ENCONTRO COM INÊS III
Inês pouco falou. Um comentário ou outro. E eu preso pelo trinado da sua voz. Na minha estratégia, conversa e mais conversa era coisa que não faltava, mas o sim e o não, o por vezes e talvez que saíam da sua boca faziam-me pensar.
Que tinha nascido em Melgaço foi coisa que nunca escondi, minhoto 100%, anti-mouro quanto baste e amigo do amigo, tal qual meu pai me ensinou.
— Estou a gostar do passeio e da companhia, mais ainda de te ouvir.
Cântico do Zeca, lua cheia por entre o casario fazendo esquecer o fumo dos escapes, um sorriso para todos os loucos pobres da cidade, uma promessa de amor sempre cumprida, era o que eu sentia.
Junto ao rio perguntou:
— És mesmo de Melgaço?
— Sou. Nasci dentro daquelas muralhas que os homens, mais que o tempo, têm derrubado. Com aquelas pedras foram construídas as casas de meus avós e tantas outras na nossa Vila. Porquê, Inês?
Do rio já vinha uma aragem fresca e ela, levantando-se, espreguiçou-se com um sorriso.
— Nada. Havemos de voltar aqui, mas por hoje chega que a noite está a arrefecer.
Um beijo na minha face, um sorriso e Inês voltando as costas, desapareceu na noite com os cabelos dançando ao som de uma valsa que só ela ouvia.

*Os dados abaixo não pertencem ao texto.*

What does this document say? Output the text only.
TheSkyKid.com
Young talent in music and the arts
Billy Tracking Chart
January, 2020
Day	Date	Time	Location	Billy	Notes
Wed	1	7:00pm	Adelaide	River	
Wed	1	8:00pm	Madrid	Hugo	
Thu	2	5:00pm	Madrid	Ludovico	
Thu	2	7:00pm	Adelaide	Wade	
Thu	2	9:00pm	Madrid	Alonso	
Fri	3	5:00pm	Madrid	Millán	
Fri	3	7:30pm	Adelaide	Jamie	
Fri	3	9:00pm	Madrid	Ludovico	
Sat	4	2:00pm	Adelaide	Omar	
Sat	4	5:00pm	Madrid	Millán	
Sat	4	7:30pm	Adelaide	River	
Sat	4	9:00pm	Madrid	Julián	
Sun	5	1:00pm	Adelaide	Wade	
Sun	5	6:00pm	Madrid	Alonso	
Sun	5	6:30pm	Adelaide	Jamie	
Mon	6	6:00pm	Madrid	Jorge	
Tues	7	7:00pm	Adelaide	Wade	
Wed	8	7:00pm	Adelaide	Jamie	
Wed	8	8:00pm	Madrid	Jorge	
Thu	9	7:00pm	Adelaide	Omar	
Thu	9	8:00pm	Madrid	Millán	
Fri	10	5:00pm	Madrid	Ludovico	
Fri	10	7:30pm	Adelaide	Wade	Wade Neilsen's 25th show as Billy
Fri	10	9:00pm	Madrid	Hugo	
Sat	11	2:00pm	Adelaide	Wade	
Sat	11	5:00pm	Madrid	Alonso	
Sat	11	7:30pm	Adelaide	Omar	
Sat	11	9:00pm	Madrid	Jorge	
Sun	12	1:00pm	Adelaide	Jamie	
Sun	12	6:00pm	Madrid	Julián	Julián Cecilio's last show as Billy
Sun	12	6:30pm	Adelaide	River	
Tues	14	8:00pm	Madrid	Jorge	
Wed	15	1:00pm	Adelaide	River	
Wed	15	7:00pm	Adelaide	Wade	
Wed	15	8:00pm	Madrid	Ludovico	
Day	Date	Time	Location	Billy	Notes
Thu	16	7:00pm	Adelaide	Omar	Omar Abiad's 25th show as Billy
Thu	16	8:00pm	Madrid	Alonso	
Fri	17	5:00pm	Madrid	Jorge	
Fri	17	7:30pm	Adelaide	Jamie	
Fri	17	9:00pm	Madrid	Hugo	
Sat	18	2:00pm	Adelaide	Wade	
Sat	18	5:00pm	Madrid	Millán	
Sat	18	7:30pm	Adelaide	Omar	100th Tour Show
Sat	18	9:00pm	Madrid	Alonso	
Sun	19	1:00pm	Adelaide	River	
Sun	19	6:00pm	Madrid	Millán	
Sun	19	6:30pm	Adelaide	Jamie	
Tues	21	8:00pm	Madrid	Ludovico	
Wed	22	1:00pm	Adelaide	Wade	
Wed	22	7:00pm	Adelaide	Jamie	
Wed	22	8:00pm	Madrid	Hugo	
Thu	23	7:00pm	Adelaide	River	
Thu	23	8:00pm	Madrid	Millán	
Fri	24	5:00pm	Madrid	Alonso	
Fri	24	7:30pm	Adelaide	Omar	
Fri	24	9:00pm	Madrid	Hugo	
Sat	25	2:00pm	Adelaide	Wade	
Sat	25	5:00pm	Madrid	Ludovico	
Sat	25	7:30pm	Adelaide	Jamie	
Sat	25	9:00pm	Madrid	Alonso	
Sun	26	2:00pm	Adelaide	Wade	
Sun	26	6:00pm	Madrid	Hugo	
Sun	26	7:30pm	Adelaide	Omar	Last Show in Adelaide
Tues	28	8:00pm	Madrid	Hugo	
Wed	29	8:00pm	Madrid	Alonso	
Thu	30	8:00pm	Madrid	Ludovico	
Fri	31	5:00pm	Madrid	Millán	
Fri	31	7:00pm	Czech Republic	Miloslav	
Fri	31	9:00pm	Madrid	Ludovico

Quando nos voltámos a encontrar nem taft-taft, nem mosca existiam.
O meu sorriso e o brilho nos olhos de Inês eram o mundo.
Voltámos ao rio.
— Não gosto deste rio. É grande como o mar … nunca gostei do mar.
— Então porque vens aqui?
— Nas águas do rio reflecte-se a minha alma, as montanhas com neve, o verde, verde da Primavera …
Inês calou-se e eu sorri. Na verdade, sempre soube que a conhecia.
— E, no Verão, o amarelo de …
— Não digas mais. Vamos só olhar o rio.
— Quem és tu?
— Sou a Inês.
Fiquei desarmado, mas a ansiedade no meu rosto fez com que o seu sorriso se alargasse cada vez mais e, beijando-me na face à laia de despedida, “disparou”:
— Quem sabe, talvez um dia te conte a minha história.
Os seus cabelos voltaram a dançar e ela desapareceu na noite.